Abstract
This paper focuses on online discussions of women’s rights and Islam by female, Muslim bridge bloggers from the MENA region. Bridge blogs are blogs that are followed in two or more nations and employ languages other than the dominant ones in the bloggers’ country of origin (Zuckerman 2008). The women I will be studying primarily blog in English. While I could analyze any of a number of topics discussed on these blogs, I am primarily interested in the bloggers’ perspectives on women’s right and Islam and the intersections of these two topics. Preliminary research of these issues denotes complex perspectives, neither fully embracing nor rejecting feminism and often expressing the compatibility between justice for women and Islam.
The paper will be informed by transnational feminist, Islamic feminist, postcolonial, and diasporic theories. The methodological approach is most aptly informed by various forms of feminist theory because one of the goals of the research is to privilege the voices of the research subjects and to highlight their experiences and concerns. Postcolonial and diasporic theoretical frameworks speak to the contexts in which Muslim women navigate their existences. Being that some of these women are expatriates in Western countries, they are discredited due to their attachment to Islam; therefore, based on context, the online engagement of the expatriates varies somewhat from that of women still based in the MENA region. Women blogging from the societies of their origins are often rejected due to their perceived affiliation with the West due to their use of the English language and their purportedly individualistic propensities. Advancing from this dialectic, I have conceptualized a few forms of diaspora which may elucidate some of their experiences.

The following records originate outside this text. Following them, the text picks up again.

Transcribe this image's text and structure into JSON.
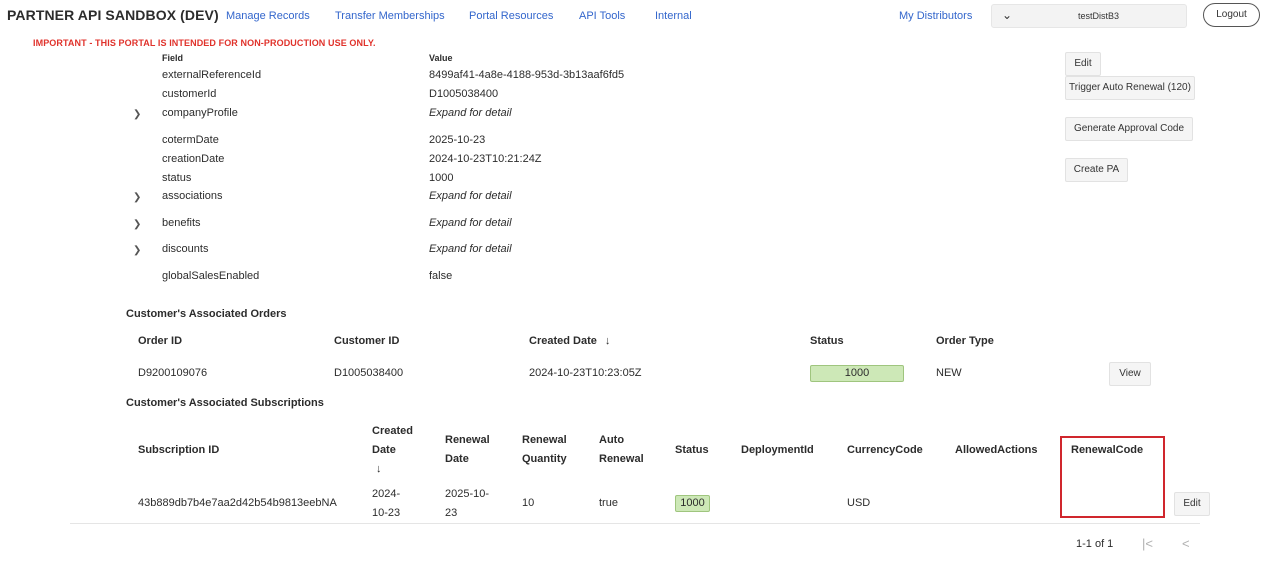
{
  "header": {
    "brand": "PARTNER API SANDBOX (DEV)",
    "nav": [
      "Manage Records",
      "Transfer Memberships",
      "Portal Resources",
      "API Tools",
      "Internal"
    ],
    "my_distributors": "My Distributors",
    "distributor_select": "testDistB3",
    "logout": "Logout",
    "warning": "IMPORTANT - THIS PORTAL IS INTENDED FOR NON-PRODUCTION USE ONLY."
  },
  "details": {
    "col_field": "Field",
    "col_value": "Value",
    "rows": [
      {
        "field": "externalReferenceId",
        "value": "8499af41-4a8e-4188-953d-3b13aaf6fd5",
        "expandable": false
      },
      {
        "field": "customerId",
        "value": "D1005038400",
        "expandable": false
      },
      {
        "field": "companyProfile",
        "value": "Expand for detail",
        "expandable": true
      },
      {
        "field": "cotermDate",
        "value": "2025-10-23",
        "expandable": false
      },
      {
        "field": "creationDate",
        "value": "2024-10-23T10:21:24Z",
        "expandable": false
      },
      {
        "field": "status",
        "value": "1000",
        "expandable": false
      },
      {
        "field": "associations",
        "value": "Expand for detail",
        "expandable": true
      },
      {
        "field": "benefits",
        "value": "Expand for detail",
        "expandable": true
      },
      {
        "field": "discounts",
        "value": "Expand for detail",
        "expandable": true
      },
      {
        "field": "globalSalesEnabled",
        "value": "false",
        "expandable": false
      }
    ]
  },
  "actions": {
    "edit": "Edit",
    "trigger_auto_renewal": "Trigger Auto Renewal (120)",
    "generate_approval_code": "Generate Approval Code",
    "create_pa": "Create PA"
  },
  "orders": {
    "title": "Customer's Associated Orders",
    "headers": {
      "order_id": "Order ID",
      "customer_id": "Customer ID",
      "created_date": "Created Date",
      "sort_icon": "↓",
      "status": "Status",
      "order_type": "Order Type"
    },
    "rows": [
      {
        "order_id": "D9200109076",
        "customer_id": "D1005038400",
        "created_date": "2024-10-23T10:23:05Z",
        "status": "1000",
        "order_type": "NEW",
        "action": "View"
      }
    ]
  },
  "subscriptions": {
    "title": "Customer's Associated Subscriptions",
    "headers": {
      "subscription_id": "Subscription ID",
      "created_date_l1": "Created",
      "created_date_l2": "Date",
      "sort_icon": "↓",
      "renewal_date_l1": "Renewal",
      "renewal_date_l2": "Date",
      "renewal_quantity_l1": "Renewal",
      "renewal_quantity_l2": "Quantity",
      "auto_renewal_l1": "Auto",
      "auto_renewal_l2": "Renewal",
      "status": "Status",
      "deployment_id": "DeploymentId",
      "currency_code": "CurrencyCode",
      "allowed_actions": "AllowedActions",
      "renewal_code": "RenewalCode"
    },
    "rows": [
      {
        "subscription_id": "43b889db7b4e7aa2d42b54b9813eebNA",
        "created_l1": "2024-",
        "created_l2": "10-23",
        "renewal_l1": "2025-10-",
        "renewal_l2": "23",
        "renewal_quantity": "10",
        "auto_renewal": "true",
        "status": "1000",
        "deployment_id": "",
        "currency_code": "USD",
        "allowed_actions": "",
        "renewal_code": "",
        "action": "Edit"
      }
    ]
  },
  "pagination": {
    "text": "1-1 of 1",
    "first_icon": "|<",
    "prev_icon": "<"
  },
  "colors": {
    "link": "#3366cc",
    "warning": "#e0322b",
    "status_fill": "#cde8b7",
    "highlight": "#d0262d"
  }
}
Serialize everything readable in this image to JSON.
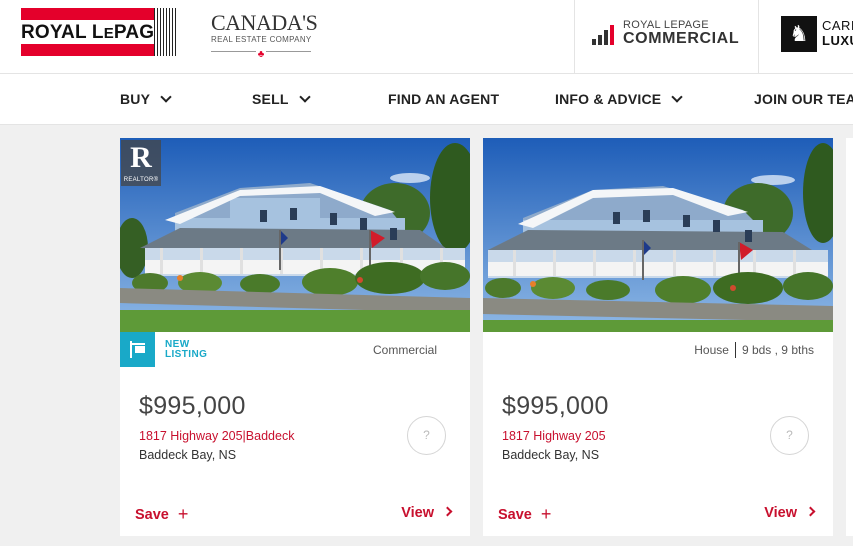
{
  "header": {
    "brand_logo": {
      "main": "ROYAL L",
      "le": "E",
      "tail": "PAGE"
    },
    "canada_logo": {
      "big": "CANADA'S",
      "small": "REAL ESTATE COMPANY"
    },
    "commercial_logo": {
      "top": "ROYAL LEPAGE",
      "bottom": "COMMERCIAL"
    },
    "luxury_logo": {
      "line1": "CARR",
      "line2": "LUXU"
    }
  },
  "nav": {
    "items": [
      {
        "label": "BUY",
        "has_dropdown": true
      },
      {
        "label": "SELL",
        "has_dropdown": true
      },
      {
        "label": "FIND AN AGENT",
        "has_dropdown": false
      },
      {
        "label": "INFO & ADVICE",
        "has_dropdown": true
      },
      {
        "label": "JOIN OUR TEAM",
        "has_dropdown": false
      }
    ]
  },
  "listings": [
    {
      "realtor_badge": "REALTOR®",
      "realtor_mark": "R",
      "new_listing": [
        "NEW",
        "LISTING"
      ],
      "property_type": "Commercial",
      "price": "$995,000",
      "address": "1817 Highway 205|Baddeck",
      "city": "Baddeck Bay, NS",
      "agent_placeholder": "?",
      "save_label": "Save",
      "view_label": "View"
    },
    {
      "property_type": "House",
      "beds_baths": "9 bds , 9 bths",
      "price": "$995,000",
      "address": "1817 Highway 205",
      "city": "Baddeck Bay, NS",
      "agent_placeholder": "?",
      "save_label": "Save",
      "view_label": "View"
    }
  ],
  "colors": {
    "brand_red": "#e4002b",
    "link_red": "#c8102e",
    "new_listing_teal": "#19a9c8",
    "page_bg": "#f0f0f0"
  }
}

These salient theoretical underpinnings also speak to the significance of the proposed research. These female, Muslim bridge bloggers were selected based on their prestige in social media networks, without which their voices might remain largely silenced. Studies that capture the voices of Muslim women and their concerns are crucial to greater understanding of the MENA region and to undermining stereotypes of Muslims, which at times are used as one of the justifications for armed intervention in the Muslim world (Puar 2007). This paper highlights the complex, non-binary perspectives of female, Muslim bridge bloggers that will serve to undercut the Orientalist stereotypes of Muslim women.